We saw two routes to protecting what we had achieved: commercial confidentiality (keeping our inventions secret) or legal protection (applying for a patent).
That was quite a finely balanced decision for us at the time. Applying for a patent would cost money, and carry significant (but hard to quantify) risk of failure. But it would allow us to talk openly about what we had done without fear of our approach being mimicked. We could use our invention confidently, to its full commercial potential.
Besides this core consideration - that a patent application would give us protection while leaving us free to be open - we found there were other advantages to taking this route over keeping things confidential.
When a patent is granted, the protections apply retrospectively from the date the claim was filed.
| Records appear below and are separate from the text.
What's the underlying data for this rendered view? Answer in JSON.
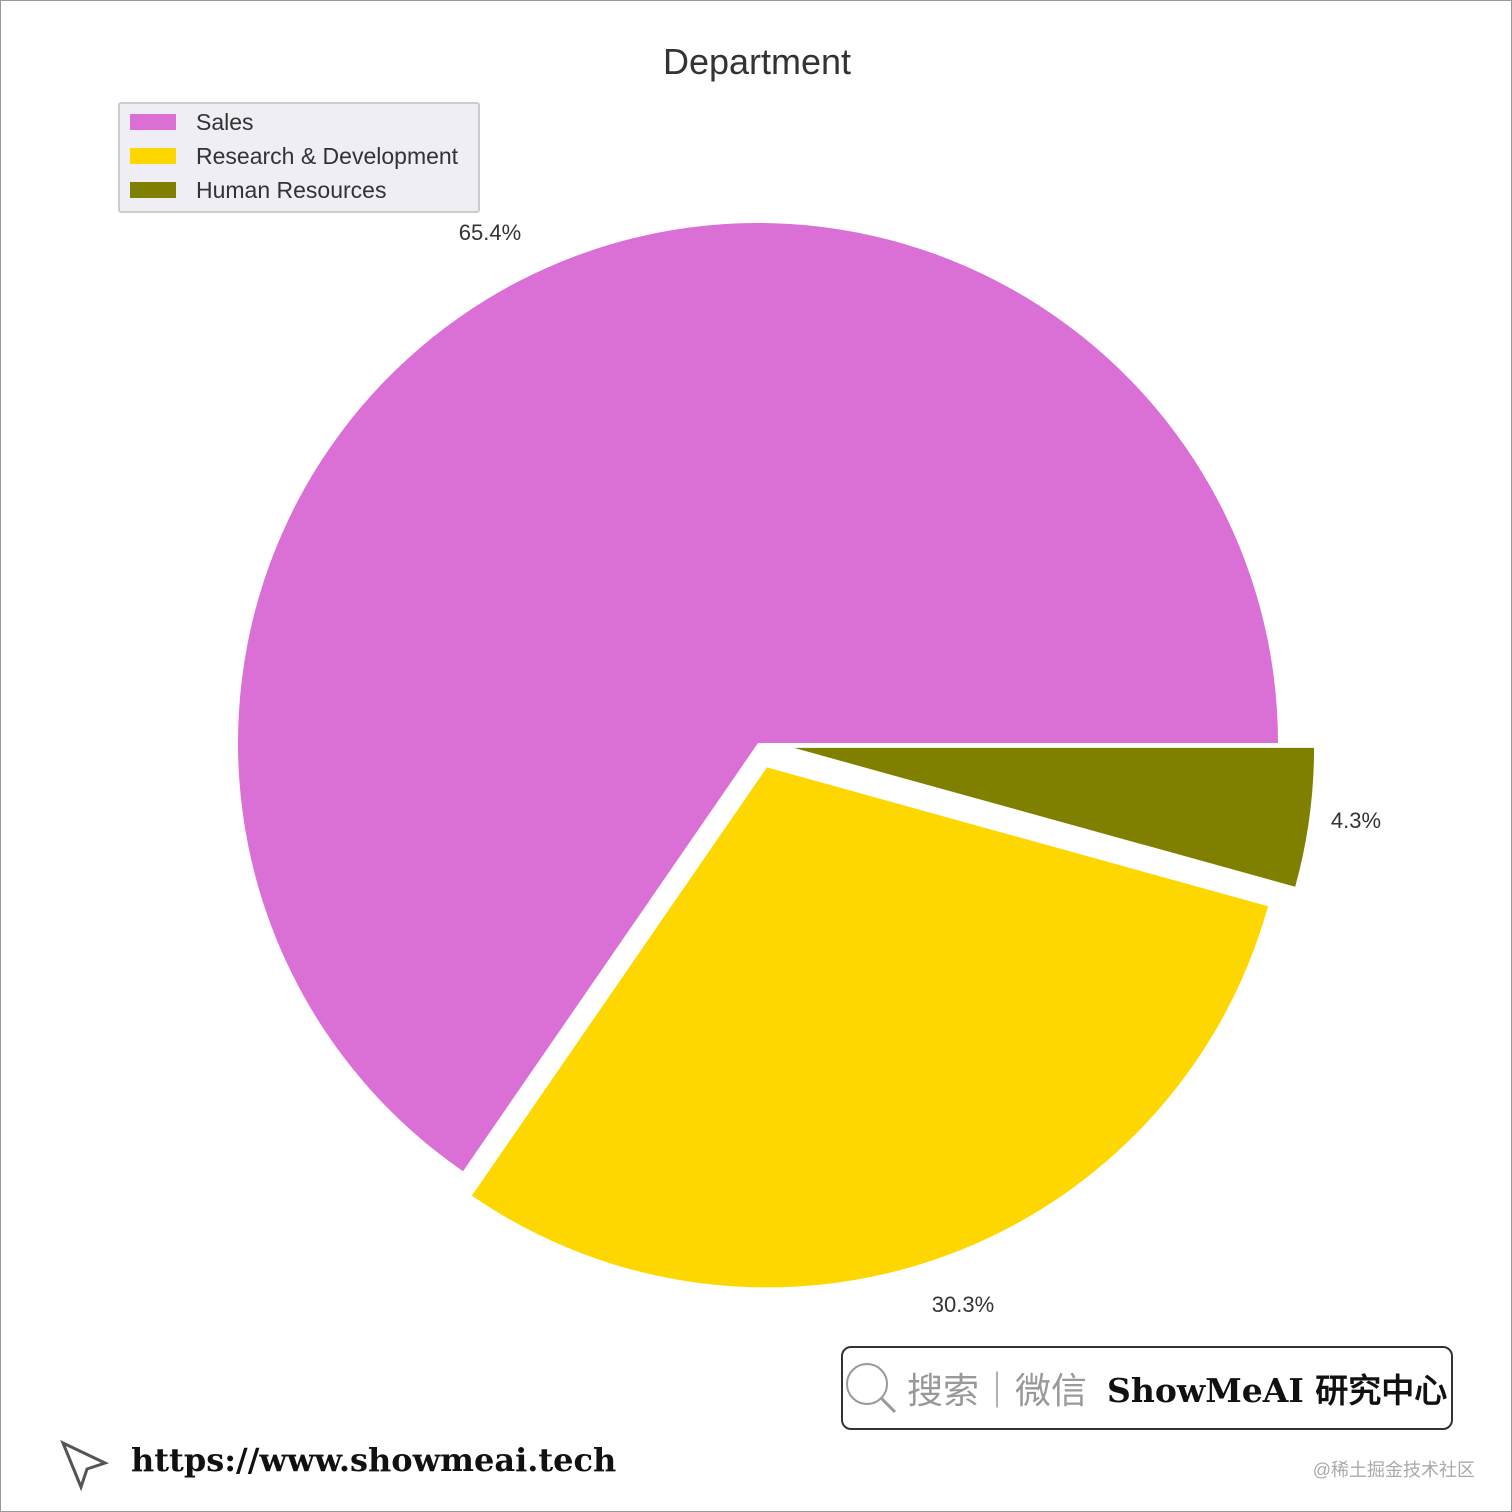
{
  "chart_data": {
    "type": "pie",
    "title": "Department",
    "categories": [
      "Sales",
      "Research & Development",
      "Human Resources"
    ],
    "values": [
      65.4,
      30.3,
      4.3
    ],
    "labels": [
      "65.4%",
      "30.3%",
      "4.3%"
    ],
    "colors": [
      "#da70d6",
      "#ffd700",
      "#808000"
    ],
    "explode": [
      0,
      0.05,
      0.07
    ],
    "start_angle": 0,
    "direction": "counterclockwise",
    "legend": "top-left"
  },
  "watermark": {
    "search_text": "搜索｜微信",
    "brand": "ShowMeAI 研究中心",
    "url": "https://www.showmeai.tech",
    "credit": "@稀土掘金技术社区"
  }
}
So as soon as we made the claim in 2014 we could market our idea openly, including talking about the patent application itself. Having ‘patent pending’ status piqued interest and helped start conversations, leading to partnerships and commercial opportunities.
Refining our thinking
Our patent attorneys (Christopher Smith and Robert Sackin at Reddie & Grose) are not only experienced in maximising the likelihood of success of a claim, but are also engineers and scientists by training - creative and rigorous thinkers. It was rewarding to have someone else articulate our idea better than we could have expressed ourselves. Rewarding but also valuable, for the patent application, for marketing, even for future product development.
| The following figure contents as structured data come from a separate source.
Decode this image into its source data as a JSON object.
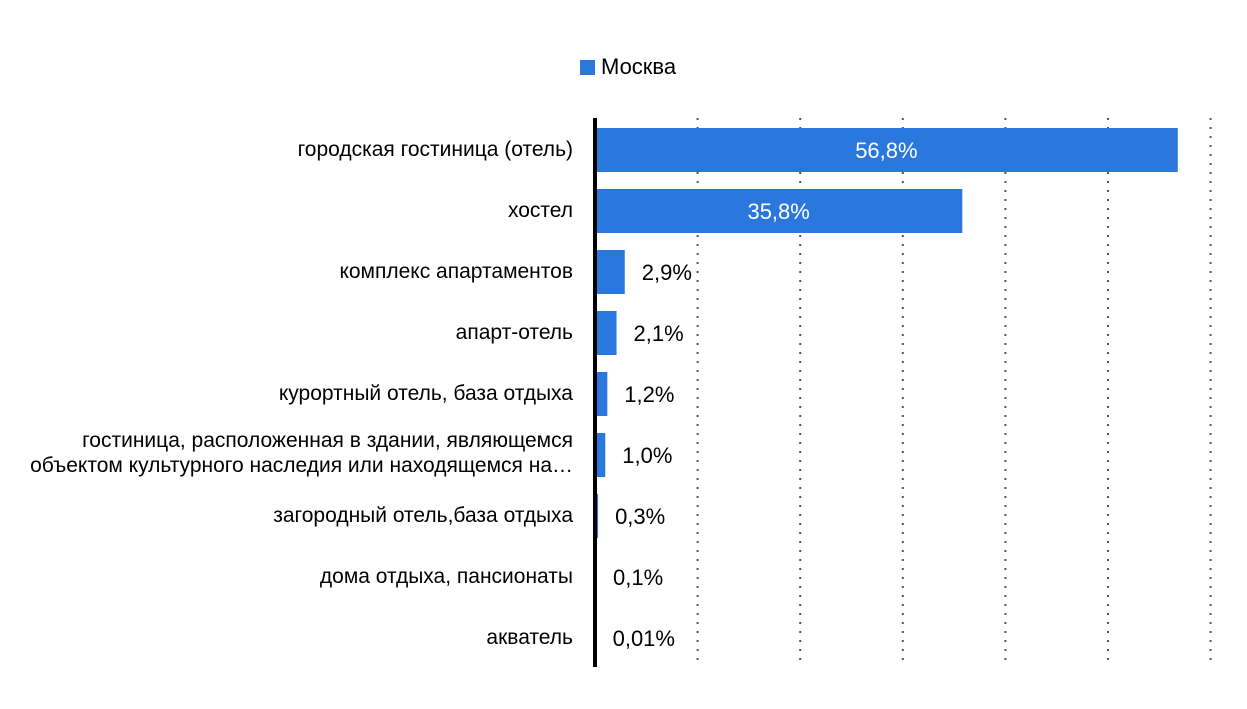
{
  "colors": {
    "bar": "#2a77de",
    "axis": "#000000",
    "grid": "#555555",
    "label_inside": "#ffffff",
    "label_outside": "#000000"
  },
  "chart_data": {
    "type": "bar",
    "orientation": "horizontal",
    "categories": [
      "городская гостиница (отель)",
      "хостел",
      "комплекс апартаментов",
      "апарт-отель",
      "курортный отель, база отдыха",
      "гостиница, расположенная в здании, являющемся объектом культурного наследия или находящемся на…",
      "загородный отель,база отдыха",
      "дома отдыха, пансионаты",
      "акватель"
    ],
    "series": [
      {
        "name": "Москва",
        "values": [
          56.8,
          35.8,
          2.9,
          2.1,
          1.2,
          1.0,
          0.3,
          0.1,
          0.01
        ],
        "labels": [
          "56,8%",
          "35,8%",
          "2,9%",
          "2,1%",
          "1,2%",
          "1,0%",
          "0,3%",
          "0,1%",
          "0,01%"
        ]
      }
    ],
    "xlim": [
      0,
      60
    ],
    "grid": "vertical dotted",
    "legend_position": "top"
  }
}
Despite the length of time and costs involved in applying for a patent, and the uncertainties in which inventions are eligible for protection, the mix of benefits means I’m sure we made the right decision to apply back in 2014. If you face a similar decision, definitely speak to the experts, but from our own “layperson’s” experience here are four tips:
- It’s likely to take a long time - the three years our US application has taken is not unusual. That means you need to be confident your invention will remain important to your business over the long haul.
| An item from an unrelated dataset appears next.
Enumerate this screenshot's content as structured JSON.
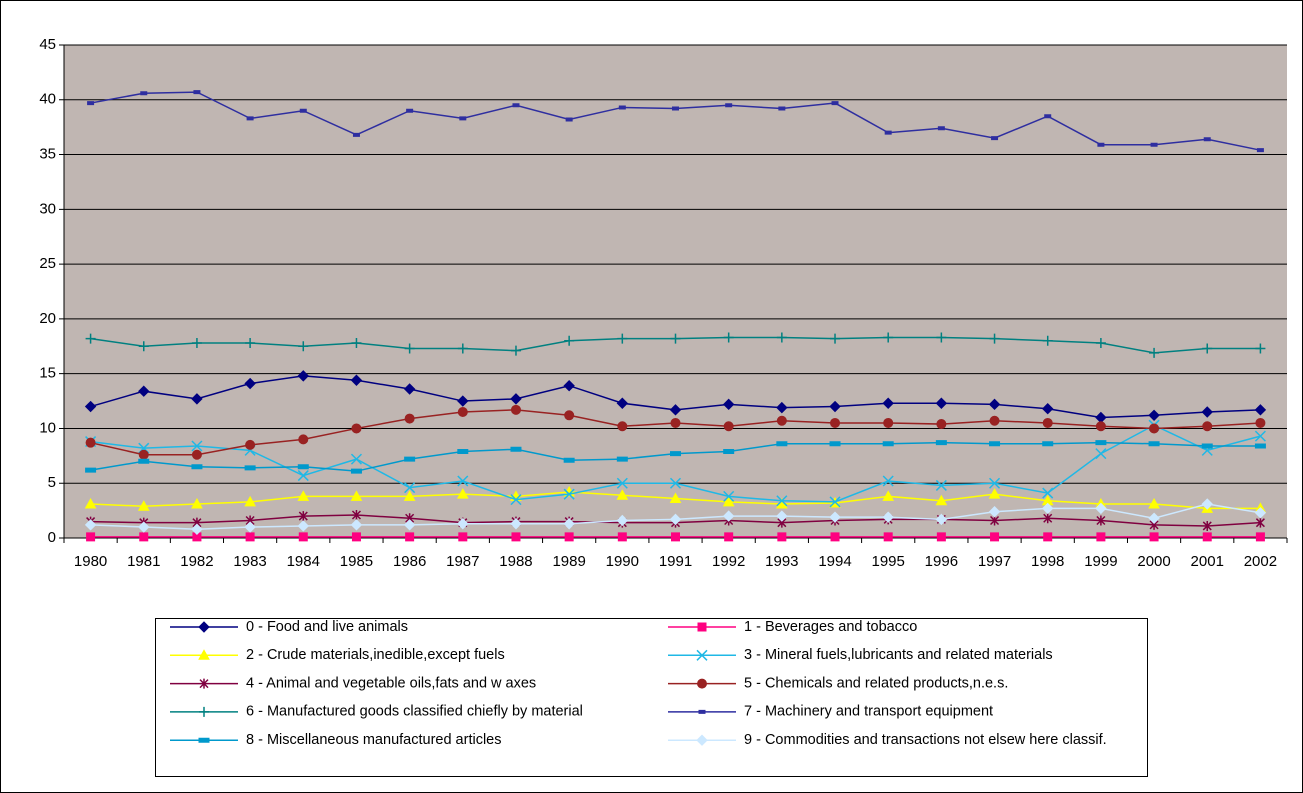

- Don’t tell anyone (externally) about your invention till you have applied for a patent or made the decision not to - if it is already in the public domain, you won’t be able to protect it. (But you can start talking about it once you’ve made the application - if it is granted the protection applies retrospectively, from the date you applied.)
- Be clear on IP. When undertaking R&D, make sure it’s clear in employment contracts etc. where the resulting intellectual property resides. The individuals responsible for the invention will be named the ‘inventors’ in a patent, but you want the rights to the patent to be your company’s, if it's your company directing and funding the work.
- Hedge your bet. Try and make the business case stack up even if you are unsuccessful - consider the benefits of marketing and external challenge, and make the most of them. And think through how you will defend your position in the event you aren’t successful - in those circumstances details of your invention will be in the public domain but without patent protection.